Şu ana kadar yaptığımı. Yani gazetecilik yapmayı düşünüyorum. Mücadele etmeye devam etmeyi, yazmayı, meslektaşlarımı örgütlemeyi ve bulduğum her zeminde —şu anda olduğu gibi- ses vermeye devam etmeyi.
Çok sayıda ödüle layık görüldünüz, Avrupalı yetkililerle görüşmeleriniz oldu. Avrupa'dan beklediğiniz desteği alıyor musunuz? Somut olarak ne yapılmalı?

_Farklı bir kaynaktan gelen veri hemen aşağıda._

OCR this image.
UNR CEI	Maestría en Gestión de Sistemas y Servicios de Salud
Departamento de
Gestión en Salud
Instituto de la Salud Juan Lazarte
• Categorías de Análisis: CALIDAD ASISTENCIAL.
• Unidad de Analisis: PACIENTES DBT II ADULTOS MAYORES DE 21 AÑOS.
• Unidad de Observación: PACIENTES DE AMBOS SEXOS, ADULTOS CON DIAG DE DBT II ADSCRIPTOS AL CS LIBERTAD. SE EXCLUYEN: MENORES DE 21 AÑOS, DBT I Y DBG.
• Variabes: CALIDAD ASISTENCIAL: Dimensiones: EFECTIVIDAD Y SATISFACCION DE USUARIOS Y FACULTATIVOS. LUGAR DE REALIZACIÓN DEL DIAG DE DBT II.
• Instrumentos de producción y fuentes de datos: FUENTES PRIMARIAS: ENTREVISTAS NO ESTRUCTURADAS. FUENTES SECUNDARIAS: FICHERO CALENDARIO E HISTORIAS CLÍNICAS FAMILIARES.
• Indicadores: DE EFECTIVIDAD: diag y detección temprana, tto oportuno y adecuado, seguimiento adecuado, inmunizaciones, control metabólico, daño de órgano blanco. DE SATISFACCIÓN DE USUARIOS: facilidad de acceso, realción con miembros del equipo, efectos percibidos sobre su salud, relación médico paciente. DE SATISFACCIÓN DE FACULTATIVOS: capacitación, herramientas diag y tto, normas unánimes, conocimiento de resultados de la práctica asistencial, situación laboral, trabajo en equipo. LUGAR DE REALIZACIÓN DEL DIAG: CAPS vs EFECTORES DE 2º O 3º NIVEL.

Ödüller çok kıymetli tabii. Kendince bir destek mesajı aynı zamanda ama bunun ötesinde bir şey lazım. Ben Türkiye ile Almanya arasındaki silah ticaretinin son bir yılda kat ettiği mesafeyi, rakamları gördüğüm zaman aslında verilen desteğin arkasında acaba böyle ticari çıkarlar mı var diye düşünüyorum. Acaba mülteci anlaşması Avrupa’nın demokrasiye açılan gözlerini kör mü etti diye düşünüyorum. Ve bunların sadece Almanya’nın değil Avrupa’nın bütün kendi varlığını sorgulamasına neden olacak kadar önemli tercihler olduğuna da inanıyorum.